Volgens de bewoordingen van artikel 44 van het koninklijk besluit van 25 november 1991 houdende werkloosheidsreglementering moet de werkloze om uitkeringen te genieten, wegens omstandigheden onafhankelijk van zijn wil, zonder arbeid en zonder loon zijn.

Verder sluit artikel 51, § 1, 1° van hetzelfde koninklijk besluit de werknemer die zonder wettige reden een passende dienstbetrekking verlaat uit van het genot van de werkloosheidsuitkeringen (doorgaans gedurende een beperkte periode); artikel 51, § 1, 2° tenslotte voorziet in diezelfde uitsluiting in geval van ontslag dat het redelijk gevolg is van een foutieve houding van de werknemer. De criteria voor een passende dienstbetrekking worden omschreven door de artikelen 22 en volgende van het ministerieel besluit van 26 november 1991 houdende de toepassingsregelen van de werkloosheidsreglementering. In het licht van deze verschillende bepalingen dient speciaal de aandacht van de personeelsdiensten te worden gevestigd op de noodzaak om nauwgezet het formulier C4 in te vullen van de ambtenaar die zou worden afgedankt wegens beroepsongeschiktheid.

Bij het opstellen van het formulier C4 in het kader van de procedure voor beroepsongeschiktheid, is het van belang dat men ermee rekening houdt dat bij het motiveren van de afdanking niet wordt teruggegrepen naar formuleringen eigen aan de toepassing van tuchtprocedures. De afdanking wegens beroepsongeschiktheid impliceert immers geen fout in hoofde van de ambtenaar. Dit laatste moet uit de motivering van het ontslag blijken die men, in voorkomend geval, noteert op het formulier C4.
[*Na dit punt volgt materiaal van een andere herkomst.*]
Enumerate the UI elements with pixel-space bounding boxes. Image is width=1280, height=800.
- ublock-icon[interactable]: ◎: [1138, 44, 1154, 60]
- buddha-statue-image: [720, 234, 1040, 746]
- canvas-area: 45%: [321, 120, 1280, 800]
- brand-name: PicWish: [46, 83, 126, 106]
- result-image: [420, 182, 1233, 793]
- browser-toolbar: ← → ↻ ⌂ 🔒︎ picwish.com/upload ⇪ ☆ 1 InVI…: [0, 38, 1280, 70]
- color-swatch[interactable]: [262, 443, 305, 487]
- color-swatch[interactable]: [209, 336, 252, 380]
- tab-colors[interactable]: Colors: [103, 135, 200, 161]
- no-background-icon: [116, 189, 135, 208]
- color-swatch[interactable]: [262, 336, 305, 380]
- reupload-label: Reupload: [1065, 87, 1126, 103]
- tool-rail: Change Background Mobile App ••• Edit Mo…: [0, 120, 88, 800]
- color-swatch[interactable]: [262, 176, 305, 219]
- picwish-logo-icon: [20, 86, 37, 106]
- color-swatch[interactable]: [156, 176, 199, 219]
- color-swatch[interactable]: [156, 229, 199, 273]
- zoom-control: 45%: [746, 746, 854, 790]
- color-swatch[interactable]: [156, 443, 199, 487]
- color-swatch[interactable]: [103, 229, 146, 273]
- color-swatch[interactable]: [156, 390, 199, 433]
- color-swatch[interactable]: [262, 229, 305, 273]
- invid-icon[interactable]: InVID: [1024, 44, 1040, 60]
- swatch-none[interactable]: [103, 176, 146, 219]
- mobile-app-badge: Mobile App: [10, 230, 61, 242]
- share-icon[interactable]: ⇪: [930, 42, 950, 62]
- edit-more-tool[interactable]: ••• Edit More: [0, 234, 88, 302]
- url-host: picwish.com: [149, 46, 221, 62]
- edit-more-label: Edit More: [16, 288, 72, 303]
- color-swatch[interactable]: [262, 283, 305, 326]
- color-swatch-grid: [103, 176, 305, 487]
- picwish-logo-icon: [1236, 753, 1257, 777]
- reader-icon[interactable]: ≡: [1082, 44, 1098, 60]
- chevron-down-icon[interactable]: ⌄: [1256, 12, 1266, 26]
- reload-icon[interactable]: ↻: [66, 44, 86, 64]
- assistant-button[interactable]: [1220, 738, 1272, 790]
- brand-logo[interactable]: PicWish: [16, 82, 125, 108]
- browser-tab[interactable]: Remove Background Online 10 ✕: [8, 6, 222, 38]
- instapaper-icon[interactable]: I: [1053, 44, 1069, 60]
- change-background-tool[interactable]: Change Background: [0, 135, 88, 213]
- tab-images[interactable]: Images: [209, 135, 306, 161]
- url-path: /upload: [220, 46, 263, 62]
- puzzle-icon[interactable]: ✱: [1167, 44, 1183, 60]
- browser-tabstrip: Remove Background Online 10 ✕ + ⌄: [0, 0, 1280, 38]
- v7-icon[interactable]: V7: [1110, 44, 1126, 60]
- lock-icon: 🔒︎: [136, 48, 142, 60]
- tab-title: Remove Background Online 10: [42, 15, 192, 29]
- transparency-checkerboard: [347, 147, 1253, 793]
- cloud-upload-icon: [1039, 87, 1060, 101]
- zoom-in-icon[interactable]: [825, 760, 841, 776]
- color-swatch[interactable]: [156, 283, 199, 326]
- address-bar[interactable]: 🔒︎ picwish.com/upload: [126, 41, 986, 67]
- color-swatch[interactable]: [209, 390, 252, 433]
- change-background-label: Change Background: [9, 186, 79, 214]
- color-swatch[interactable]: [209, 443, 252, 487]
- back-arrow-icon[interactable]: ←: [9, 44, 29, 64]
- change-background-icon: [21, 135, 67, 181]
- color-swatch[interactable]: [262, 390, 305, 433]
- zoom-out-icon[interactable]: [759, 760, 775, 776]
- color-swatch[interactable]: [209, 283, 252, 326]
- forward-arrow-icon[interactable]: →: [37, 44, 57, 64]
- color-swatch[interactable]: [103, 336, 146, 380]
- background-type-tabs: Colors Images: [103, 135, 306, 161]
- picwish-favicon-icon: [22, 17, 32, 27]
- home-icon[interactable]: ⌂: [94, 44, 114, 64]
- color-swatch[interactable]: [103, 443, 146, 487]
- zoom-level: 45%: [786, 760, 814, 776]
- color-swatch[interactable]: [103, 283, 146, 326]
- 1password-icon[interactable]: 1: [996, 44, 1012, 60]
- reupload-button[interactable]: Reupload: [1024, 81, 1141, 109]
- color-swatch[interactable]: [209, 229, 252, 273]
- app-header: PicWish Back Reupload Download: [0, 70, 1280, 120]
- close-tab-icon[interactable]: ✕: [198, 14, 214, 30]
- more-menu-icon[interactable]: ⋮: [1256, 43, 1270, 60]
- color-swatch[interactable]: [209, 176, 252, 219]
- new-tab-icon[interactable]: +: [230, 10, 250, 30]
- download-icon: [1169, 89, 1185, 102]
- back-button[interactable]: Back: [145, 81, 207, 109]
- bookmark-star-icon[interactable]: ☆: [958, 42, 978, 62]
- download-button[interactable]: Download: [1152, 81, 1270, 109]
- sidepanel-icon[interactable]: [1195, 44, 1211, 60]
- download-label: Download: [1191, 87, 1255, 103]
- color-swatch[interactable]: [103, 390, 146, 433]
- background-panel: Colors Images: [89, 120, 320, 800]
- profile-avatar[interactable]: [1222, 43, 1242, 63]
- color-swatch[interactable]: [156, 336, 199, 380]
Werd de ambtenaar afgedankt omdat hij niet de bekwaamheden bezit om zijn functie (desgevallend rekening houdend met een verandering in de arbeidsmethodes) nog verder uit te oefenen, dan vormt dit geen beletsel voor de toekenning van werkloosheidsuitkeringen.

Een vage uitleg omtrent de reden van de werkloosheid kan tot een onderzoek door de RVA-diensten leiden ten einde de motieven te verduidelijken of na te gaan of de ingeroepen motieven reëel zijn; een dergelijk onderzoek kan ook tot doel hebben de verklaringen die de ontslagen ambtenaar bij de RVA zou afgelegd hebben op hun juistheid te controleren. Een dergelijk onderzoek is gegrond op de artikelen 4 en 6 van de wet van 16 november 1972 betreffende de arbeidsinspectie. Het zal de taak van het diensthoofd en van de personeelsdienst zijn hieromtrent uitleg te verstrekken.

Tenslotte wordt de aandacht gevestigd op het feit dat een valse verklaring omtrent de reden van de werkloosheid aanleiding kan geven tot strafrechtelijke vervolging.